Contact centers often want to evaluate their performance against industry standards and benchmarks. Such benchmark information, however, is generally published as literature and not available on a real-time basis. It is desirable to have the benchmark information available in real-time, or substantially in real-time, to allow companies to quickly understand their performance and react based on the information before the information becomes stale. For example, customer experience (CX) strategies may be modified in real-time based on what other companies are doing.
CX strategies are often aimed in achieving certain Key Performance Indicators (KPI's) for the company, such as, for example:                (1) Customer Satisfaction (CSAT)—a measure of the degree to which the contact center service meets the customer's expectations.        (2) Revenue or Sales Conversions—the amount of sales that contact centers generate per time unit via direct sale or up sell/cross sell.        (3) Cost—the cost of labor and equipment of operating contact center per time unit.        (4) Retention or Churn Reduction—from all the customers that want to close their accounts, which portion the contact center is able to “save”.        

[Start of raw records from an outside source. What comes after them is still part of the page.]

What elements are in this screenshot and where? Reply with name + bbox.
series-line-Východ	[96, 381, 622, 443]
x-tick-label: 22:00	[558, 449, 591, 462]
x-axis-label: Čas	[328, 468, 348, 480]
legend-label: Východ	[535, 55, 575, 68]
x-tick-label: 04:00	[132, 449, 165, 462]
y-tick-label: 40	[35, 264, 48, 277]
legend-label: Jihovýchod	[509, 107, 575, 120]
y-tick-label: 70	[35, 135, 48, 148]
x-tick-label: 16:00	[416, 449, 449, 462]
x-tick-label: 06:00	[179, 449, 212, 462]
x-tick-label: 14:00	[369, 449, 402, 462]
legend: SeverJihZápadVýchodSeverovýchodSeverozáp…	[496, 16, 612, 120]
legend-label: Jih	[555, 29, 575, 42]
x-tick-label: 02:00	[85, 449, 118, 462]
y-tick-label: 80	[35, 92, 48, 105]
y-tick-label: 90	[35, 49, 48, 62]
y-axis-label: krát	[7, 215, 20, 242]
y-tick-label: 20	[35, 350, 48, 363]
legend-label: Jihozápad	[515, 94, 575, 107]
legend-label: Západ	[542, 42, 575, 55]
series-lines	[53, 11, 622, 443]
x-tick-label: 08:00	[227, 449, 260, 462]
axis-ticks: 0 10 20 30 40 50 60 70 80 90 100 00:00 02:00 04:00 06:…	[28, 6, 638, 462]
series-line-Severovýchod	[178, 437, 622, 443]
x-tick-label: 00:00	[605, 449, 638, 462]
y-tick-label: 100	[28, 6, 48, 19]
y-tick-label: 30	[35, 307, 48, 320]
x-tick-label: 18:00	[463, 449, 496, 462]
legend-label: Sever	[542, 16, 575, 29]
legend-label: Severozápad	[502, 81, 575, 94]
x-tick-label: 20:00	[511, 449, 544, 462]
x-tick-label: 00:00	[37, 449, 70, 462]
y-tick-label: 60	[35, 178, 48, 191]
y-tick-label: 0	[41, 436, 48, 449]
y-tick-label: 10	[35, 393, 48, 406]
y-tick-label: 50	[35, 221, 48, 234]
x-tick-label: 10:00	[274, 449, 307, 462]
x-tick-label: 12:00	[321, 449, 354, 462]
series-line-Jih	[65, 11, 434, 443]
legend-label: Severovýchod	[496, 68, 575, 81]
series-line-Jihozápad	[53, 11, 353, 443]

These are high-level KPI's that may be the outcome of many factors such as, for example, staffing and training levels, specifics and frequencies of sales efforts, routing strategies, contact center policies, and many more. In a typical contact center, trial and error is generally used where certain factors under the control of the contact is center are set to particular values, and outcome of the KPIs are measured over time. Thus, there is generally no way of knowing how a change in one of these factors will affect a KPI without actually going through the change and observing the outcome. For instance, adding more agents might increase CSAT (e.g. by reducing wait time and adding more adequate agents to answer callers), but it is generally not known in advance as to how much CSAT will increase, and what the optimal set up is. Such determinations cannot generally be made in a quantified fashion with today's methods.